Thinking of letting go of my 5 speed.pretty nice shape.1 rear spoke missing and previous owner got a little happy cleaning some of the chrome.mainly fork crown and bars.I removed the fenders,they were dealer add ons.


----------



## island schwinn (May 2, 2017)

so,noone wants to chime in? I guess I'll have to keep it in the fleet since it's worthless.


----------



## GTs58 (May 2, 2017)

I'm a little out of touch with prices on these, but I'd guess $350 tops including shipping.


----------



## island schwinn (May 2, 2017)

GTs58 said:


> I'm a little out of touch with prices on these, but I'd guess $350 tops including shipping.

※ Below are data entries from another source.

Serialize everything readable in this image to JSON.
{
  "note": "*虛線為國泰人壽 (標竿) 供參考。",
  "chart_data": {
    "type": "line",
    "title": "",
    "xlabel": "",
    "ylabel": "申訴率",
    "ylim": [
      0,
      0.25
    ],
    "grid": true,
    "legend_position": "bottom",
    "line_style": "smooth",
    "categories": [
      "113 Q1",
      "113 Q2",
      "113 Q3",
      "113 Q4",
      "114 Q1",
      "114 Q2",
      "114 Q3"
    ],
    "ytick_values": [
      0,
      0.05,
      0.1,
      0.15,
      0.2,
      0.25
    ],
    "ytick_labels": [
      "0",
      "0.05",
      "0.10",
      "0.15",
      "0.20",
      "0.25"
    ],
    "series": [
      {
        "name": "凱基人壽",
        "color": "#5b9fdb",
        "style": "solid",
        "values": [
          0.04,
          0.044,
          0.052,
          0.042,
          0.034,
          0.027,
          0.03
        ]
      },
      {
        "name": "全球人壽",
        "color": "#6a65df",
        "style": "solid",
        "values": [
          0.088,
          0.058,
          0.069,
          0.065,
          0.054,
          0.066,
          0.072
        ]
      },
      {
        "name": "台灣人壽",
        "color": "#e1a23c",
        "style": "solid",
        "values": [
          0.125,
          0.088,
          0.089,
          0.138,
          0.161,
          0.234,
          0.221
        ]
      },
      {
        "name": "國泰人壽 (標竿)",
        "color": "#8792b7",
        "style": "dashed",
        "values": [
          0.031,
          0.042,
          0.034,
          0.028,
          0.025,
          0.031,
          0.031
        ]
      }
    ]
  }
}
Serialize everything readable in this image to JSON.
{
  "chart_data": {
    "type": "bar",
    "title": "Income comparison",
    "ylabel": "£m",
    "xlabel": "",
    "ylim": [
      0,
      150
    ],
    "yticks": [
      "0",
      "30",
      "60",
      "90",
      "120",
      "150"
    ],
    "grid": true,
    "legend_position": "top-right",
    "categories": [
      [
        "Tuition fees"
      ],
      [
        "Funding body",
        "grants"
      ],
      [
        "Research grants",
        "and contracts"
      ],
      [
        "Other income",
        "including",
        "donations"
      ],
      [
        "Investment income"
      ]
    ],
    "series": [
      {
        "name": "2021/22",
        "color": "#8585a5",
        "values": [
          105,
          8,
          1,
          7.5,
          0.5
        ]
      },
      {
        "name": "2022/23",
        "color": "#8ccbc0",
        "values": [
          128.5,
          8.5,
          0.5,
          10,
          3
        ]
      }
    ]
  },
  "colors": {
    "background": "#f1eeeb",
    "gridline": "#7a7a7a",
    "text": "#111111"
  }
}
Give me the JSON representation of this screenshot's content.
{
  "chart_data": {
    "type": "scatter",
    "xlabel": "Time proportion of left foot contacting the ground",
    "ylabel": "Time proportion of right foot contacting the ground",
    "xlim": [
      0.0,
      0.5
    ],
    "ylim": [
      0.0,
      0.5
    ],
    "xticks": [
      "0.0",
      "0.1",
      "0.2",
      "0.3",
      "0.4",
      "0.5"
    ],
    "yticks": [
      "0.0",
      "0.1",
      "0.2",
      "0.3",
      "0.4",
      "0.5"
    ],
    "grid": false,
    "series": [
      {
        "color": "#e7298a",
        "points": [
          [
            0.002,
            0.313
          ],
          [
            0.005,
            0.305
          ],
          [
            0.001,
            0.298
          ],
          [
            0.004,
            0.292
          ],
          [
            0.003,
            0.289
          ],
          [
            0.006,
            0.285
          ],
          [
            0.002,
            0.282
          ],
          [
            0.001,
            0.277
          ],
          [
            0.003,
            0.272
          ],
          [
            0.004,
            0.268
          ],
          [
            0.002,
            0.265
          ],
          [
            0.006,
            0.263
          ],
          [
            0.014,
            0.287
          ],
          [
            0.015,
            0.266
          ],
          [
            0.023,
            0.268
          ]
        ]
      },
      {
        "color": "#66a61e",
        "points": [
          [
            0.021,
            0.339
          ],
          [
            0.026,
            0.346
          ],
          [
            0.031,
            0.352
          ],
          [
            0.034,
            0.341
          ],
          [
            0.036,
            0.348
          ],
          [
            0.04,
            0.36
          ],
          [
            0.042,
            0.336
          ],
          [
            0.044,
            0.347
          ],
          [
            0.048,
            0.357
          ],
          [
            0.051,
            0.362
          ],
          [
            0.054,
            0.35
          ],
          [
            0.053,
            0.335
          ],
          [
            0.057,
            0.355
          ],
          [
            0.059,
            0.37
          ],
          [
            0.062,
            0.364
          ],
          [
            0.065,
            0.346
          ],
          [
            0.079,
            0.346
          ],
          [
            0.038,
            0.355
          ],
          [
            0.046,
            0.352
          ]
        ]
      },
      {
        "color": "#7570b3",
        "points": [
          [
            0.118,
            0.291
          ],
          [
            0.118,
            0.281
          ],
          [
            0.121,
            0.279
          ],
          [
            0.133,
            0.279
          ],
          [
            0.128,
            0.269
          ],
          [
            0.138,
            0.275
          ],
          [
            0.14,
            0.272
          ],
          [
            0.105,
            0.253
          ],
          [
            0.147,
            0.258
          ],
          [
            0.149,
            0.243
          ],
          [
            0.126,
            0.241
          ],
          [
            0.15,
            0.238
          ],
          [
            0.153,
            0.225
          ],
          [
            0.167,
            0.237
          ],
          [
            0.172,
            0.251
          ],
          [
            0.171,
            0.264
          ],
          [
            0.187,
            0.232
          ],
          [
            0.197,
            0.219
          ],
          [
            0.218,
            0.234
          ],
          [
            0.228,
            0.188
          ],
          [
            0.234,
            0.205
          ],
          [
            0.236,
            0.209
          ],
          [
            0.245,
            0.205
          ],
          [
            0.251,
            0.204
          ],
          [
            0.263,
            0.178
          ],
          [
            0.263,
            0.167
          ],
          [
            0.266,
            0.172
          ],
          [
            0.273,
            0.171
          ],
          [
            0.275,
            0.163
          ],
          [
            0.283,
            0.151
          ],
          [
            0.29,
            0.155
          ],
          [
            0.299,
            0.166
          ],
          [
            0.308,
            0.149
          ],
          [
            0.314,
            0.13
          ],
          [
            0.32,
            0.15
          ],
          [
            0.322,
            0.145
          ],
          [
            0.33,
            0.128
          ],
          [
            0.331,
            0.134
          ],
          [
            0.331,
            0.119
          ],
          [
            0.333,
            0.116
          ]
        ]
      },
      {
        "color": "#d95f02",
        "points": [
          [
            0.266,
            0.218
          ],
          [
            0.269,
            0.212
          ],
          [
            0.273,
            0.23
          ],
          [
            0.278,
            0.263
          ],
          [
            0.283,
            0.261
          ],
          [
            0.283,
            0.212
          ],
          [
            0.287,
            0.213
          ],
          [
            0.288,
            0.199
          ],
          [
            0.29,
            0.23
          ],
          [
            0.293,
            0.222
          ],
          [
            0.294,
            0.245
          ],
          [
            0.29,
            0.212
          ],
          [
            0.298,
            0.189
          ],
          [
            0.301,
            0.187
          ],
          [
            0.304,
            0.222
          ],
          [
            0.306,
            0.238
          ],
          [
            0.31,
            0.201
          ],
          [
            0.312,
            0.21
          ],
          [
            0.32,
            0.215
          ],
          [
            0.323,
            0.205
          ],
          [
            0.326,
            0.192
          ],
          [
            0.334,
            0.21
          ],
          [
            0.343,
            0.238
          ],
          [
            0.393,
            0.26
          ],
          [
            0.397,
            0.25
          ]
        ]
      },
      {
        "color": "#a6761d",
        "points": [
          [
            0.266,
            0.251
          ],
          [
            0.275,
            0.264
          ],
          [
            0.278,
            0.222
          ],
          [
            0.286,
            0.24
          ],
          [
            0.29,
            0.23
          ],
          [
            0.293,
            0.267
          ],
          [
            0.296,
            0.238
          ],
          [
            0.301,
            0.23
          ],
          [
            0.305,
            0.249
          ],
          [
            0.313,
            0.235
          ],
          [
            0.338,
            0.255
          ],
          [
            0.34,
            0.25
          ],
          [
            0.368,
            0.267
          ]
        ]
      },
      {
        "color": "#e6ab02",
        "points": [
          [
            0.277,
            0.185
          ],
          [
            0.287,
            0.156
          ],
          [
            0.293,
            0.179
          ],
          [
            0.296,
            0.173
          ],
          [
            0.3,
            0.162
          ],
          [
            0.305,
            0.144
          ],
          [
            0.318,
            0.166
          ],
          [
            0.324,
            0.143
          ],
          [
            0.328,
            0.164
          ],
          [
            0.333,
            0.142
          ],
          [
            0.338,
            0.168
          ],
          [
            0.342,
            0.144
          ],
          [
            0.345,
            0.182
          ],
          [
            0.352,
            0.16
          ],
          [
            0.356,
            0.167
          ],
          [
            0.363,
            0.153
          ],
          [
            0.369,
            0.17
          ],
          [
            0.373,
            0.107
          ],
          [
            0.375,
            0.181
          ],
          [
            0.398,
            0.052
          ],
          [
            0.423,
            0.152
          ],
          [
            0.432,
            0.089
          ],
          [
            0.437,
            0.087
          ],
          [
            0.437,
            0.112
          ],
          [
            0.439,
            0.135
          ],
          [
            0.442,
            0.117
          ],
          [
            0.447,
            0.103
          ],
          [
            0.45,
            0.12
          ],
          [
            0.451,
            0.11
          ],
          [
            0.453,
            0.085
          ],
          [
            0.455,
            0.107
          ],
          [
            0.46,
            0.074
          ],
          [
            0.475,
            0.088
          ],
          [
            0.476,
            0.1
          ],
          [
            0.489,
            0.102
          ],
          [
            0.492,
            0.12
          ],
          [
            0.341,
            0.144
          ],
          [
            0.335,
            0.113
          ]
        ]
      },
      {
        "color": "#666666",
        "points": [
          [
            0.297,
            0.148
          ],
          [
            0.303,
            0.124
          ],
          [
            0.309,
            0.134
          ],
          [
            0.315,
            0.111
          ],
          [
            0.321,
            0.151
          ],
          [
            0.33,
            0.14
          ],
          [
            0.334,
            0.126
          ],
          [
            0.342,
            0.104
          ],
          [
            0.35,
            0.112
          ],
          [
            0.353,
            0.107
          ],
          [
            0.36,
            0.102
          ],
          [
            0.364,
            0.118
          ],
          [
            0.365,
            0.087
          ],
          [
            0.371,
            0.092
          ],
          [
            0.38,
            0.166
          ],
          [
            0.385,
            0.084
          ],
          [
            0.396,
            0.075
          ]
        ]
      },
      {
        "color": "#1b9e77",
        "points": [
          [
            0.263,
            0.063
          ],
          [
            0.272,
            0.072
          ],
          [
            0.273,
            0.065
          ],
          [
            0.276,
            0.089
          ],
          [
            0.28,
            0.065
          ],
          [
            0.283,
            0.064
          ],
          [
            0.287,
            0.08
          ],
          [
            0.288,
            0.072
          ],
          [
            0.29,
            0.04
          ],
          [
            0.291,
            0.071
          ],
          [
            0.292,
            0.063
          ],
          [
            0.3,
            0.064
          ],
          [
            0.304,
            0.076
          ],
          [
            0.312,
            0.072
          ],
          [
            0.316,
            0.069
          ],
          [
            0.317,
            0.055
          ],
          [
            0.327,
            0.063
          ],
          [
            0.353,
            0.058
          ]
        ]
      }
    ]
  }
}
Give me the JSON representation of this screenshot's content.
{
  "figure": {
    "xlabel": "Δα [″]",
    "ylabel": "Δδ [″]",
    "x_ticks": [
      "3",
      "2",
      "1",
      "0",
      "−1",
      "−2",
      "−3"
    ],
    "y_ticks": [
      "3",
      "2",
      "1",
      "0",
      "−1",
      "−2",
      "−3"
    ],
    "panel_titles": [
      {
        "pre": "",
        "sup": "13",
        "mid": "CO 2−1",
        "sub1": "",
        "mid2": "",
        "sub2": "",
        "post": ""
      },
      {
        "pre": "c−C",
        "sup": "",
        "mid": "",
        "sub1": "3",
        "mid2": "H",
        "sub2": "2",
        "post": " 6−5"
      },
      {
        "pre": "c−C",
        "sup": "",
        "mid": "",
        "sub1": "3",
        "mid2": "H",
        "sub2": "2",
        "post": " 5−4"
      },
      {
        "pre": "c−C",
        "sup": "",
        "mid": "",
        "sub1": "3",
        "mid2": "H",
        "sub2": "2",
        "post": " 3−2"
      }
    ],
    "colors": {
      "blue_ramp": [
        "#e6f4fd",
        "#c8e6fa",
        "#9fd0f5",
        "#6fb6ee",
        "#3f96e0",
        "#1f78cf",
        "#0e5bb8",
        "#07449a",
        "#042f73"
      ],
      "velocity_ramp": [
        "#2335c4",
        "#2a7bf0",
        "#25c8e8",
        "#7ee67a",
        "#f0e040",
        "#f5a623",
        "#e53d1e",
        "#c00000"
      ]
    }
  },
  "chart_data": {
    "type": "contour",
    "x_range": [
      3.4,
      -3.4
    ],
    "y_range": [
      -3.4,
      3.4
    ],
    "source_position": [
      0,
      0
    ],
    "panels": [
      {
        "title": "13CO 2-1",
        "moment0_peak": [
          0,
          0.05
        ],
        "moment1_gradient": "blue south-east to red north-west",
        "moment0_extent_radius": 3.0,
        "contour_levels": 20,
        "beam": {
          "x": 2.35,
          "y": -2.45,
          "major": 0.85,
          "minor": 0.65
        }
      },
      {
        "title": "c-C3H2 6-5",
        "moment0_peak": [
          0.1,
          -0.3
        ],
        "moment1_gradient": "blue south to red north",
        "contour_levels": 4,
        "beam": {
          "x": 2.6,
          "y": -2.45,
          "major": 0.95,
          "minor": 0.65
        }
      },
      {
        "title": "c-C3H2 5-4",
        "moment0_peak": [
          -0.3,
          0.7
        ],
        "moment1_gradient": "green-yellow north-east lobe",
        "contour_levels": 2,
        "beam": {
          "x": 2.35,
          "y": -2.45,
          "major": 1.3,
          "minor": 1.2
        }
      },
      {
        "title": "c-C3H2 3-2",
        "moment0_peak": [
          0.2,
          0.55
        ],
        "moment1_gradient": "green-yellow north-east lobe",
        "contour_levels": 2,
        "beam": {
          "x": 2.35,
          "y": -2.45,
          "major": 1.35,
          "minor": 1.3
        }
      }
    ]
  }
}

I could do that.pm for payment info,thanks.


----------



## GTs58 (May 2, 2017)

PM sent.


----------



## kasper (May 4, 2017)

island schwinn said:


> Thinking of letting go of my 5 speed.pretty nice shape.1 rear spoke missing and previous owner got a little happy cleaning some of the chrome.mainly fork crown and bars.I removed the fenders,they were dealer add ons.
> View attachment 457659



if it dident sell I could buy it next week.


----------



## island schwinn (May 9, 2017)

Simply amazing that with all the stingray guys here,no one wants to put a value on this bike.that being said,I'll keep it and let it collect dust before I sell it to a flipper.
For the one sincere guy that contacted me,I thank you.


----------



## bentsprocket (May 10, 2017)

Email on the way...


----------